Monday, December 19, 2011

It's been awhile

So it's been a long while since I've posted.  My mom has passed... It has been an experience that is to say the least.  There are very few days that go by that I don't think of her, especially with Christmas just a few days away.  Going through the Holiday grind has been interesting.  It is upsetting(not the right word but don't know of a better one), lonely, like a chunk is missing. I suppose that the hole that I'm feeling will slowly close up till it is just a crack; but now it is a huge abyss.

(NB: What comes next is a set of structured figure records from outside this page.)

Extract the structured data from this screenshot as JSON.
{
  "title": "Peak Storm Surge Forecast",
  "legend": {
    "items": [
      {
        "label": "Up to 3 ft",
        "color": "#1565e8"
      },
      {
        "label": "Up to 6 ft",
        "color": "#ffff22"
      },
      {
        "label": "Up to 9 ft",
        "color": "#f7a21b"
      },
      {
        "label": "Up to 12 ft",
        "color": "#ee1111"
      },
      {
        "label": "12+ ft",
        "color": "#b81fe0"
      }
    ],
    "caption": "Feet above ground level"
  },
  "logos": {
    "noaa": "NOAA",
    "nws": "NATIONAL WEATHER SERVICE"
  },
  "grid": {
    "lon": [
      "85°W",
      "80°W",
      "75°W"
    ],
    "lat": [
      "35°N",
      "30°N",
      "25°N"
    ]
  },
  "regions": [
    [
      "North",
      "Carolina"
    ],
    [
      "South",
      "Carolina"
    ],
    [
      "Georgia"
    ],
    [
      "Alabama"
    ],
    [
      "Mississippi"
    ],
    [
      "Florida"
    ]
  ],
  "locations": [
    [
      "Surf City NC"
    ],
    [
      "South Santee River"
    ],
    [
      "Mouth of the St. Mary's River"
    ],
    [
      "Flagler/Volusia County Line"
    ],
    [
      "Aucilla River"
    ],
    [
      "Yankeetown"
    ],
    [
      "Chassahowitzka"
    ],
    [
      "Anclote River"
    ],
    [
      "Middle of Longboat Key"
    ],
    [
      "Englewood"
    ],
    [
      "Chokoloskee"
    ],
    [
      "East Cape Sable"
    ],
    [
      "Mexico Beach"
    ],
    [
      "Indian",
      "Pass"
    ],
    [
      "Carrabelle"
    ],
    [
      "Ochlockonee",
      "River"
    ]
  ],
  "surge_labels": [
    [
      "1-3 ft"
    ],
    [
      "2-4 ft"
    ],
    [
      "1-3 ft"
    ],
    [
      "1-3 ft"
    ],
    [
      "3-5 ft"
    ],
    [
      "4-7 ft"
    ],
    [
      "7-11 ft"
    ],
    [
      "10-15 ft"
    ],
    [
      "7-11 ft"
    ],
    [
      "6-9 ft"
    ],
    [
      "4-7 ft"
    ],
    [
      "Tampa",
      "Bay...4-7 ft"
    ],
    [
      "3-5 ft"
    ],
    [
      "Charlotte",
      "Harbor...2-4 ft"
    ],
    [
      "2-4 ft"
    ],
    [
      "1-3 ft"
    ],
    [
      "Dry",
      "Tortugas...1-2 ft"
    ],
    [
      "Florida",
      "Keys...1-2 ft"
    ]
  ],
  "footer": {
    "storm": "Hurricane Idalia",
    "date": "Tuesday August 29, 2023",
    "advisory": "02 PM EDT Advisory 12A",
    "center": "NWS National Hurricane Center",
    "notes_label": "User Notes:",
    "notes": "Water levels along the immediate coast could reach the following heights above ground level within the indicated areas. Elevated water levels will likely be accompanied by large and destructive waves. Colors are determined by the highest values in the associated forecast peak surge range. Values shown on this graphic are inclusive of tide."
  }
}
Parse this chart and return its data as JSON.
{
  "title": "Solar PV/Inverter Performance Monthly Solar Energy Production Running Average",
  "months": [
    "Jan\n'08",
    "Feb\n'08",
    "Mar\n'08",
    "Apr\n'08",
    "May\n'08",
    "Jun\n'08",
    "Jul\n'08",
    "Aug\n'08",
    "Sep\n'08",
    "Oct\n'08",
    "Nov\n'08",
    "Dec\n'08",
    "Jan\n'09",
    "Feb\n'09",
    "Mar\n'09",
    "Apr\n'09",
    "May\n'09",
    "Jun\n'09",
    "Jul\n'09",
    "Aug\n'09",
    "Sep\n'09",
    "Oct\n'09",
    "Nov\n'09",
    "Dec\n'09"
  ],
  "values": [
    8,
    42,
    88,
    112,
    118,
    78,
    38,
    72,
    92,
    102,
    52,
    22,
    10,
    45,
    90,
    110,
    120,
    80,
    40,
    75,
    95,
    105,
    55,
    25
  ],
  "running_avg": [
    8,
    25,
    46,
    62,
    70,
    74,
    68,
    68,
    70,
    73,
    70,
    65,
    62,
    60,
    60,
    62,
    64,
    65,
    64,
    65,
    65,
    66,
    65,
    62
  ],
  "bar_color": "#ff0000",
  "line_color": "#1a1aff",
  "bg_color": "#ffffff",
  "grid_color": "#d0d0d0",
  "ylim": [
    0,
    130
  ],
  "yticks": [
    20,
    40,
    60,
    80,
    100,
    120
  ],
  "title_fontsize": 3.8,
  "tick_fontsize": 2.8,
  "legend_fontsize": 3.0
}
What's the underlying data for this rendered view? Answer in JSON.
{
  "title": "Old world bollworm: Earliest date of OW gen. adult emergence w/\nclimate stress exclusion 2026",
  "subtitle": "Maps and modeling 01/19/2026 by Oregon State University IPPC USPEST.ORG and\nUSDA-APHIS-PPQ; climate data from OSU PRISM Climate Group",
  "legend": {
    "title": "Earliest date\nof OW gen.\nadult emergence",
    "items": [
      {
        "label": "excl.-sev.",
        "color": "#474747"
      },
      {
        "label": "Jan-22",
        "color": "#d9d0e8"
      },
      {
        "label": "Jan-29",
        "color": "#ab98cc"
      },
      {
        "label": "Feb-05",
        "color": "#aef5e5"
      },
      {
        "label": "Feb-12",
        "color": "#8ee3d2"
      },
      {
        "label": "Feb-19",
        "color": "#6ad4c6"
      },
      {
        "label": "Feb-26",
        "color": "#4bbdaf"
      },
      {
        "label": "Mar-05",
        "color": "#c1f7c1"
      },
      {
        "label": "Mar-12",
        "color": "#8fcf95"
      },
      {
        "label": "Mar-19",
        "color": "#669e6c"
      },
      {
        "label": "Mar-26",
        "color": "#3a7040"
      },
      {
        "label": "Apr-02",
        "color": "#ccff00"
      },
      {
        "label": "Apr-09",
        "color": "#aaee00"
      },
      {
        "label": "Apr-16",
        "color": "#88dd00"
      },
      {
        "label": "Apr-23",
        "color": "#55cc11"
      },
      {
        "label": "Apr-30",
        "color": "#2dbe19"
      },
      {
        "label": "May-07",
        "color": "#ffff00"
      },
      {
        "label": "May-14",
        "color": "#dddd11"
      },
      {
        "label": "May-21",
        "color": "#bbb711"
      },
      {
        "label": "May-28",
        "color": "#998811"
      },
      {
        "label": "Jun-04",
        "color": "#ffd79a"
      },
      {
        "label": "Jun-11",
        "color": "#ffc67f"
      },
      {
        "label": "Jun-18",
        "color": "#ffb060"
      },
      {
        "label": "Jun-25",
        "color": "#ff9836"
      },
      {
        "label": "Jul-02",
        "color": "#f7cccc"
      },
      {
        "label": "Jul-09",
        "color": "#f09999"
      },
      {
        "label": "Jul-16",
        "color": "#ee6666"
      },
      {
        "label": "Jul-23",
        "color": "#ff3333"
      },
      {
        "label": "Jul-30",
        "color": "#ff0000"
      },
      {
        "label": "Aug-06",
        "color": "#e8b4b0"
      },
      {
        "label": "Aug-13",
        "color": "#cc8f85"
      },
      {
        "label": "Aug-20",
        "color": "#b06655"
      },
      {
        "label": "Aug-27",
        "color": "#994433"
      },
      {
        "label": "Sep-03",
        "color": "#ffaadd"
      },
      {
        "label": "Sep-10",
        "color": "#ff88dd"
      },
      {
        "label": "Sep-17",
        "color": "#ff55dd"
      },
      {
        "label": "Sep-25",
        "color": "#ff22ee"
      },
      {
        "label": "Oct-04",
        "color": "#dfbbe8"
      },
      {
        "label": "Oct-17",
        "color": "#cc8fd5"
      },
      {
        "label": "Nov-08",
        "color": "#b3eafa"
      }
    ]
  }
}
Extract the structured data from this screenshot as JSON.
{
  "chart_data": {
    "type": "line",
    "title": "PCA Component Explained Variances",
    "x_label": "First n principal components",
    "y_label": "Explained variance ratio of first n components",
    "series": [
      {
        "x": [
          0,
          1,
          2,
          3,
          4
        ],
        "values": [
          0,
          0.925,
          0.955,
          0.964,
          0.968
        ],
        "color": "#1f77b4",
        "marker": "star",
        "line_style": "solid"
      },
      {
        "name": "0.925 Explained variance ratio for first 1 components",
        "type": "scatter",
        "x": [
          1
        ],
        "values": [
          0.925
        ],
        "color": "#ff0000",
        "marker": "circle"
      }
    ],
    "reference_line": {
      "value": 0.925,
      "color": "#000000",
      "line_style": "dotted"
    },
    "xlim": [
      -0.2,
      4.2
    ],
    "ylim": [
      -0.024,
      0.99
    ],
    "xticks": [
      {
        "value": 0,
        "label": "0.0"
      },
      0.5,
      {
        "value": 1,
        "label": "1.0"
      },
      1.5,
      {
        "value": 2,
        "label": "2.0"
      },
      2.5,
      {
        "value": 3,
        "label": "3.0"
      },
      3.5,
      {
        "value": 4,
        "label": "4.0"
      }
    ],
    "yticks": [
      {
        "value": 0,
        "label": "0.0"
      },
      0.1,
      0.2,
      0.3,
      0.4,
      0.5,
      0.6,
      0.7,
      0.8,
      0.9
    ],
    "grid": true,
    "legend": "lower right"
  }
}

Went up and bar tended at my Grandparents Christmas party yesterday. Had a good time; but all the way up the seat next to me felt empty... I decided that it really sucked... The ride up, not the overall experience.  I get mad when I see elderly couples together; not at them per say but at the whole idea that they get to be together here on Earth and my parents do not... I get over it... I understand that they are together on the other side of the veil; it's just not fair to those of us here. Hell, it's not fair to me!  But no one ever said that life is fair huh.

I was praying the other night, I was telling God how much I missed my mother and I realized that I really should be saying I miss my Mother and Father... Though it was just a little more than five years ago that my Dad passed away it sometimes seems like an eternity.  I guess that they abyss that I had for him five years ago has slowly filled in... I'm not sure if that's a good thing or not? Time heals all wounds I guess...

Oh Well... Time to go take another step forward.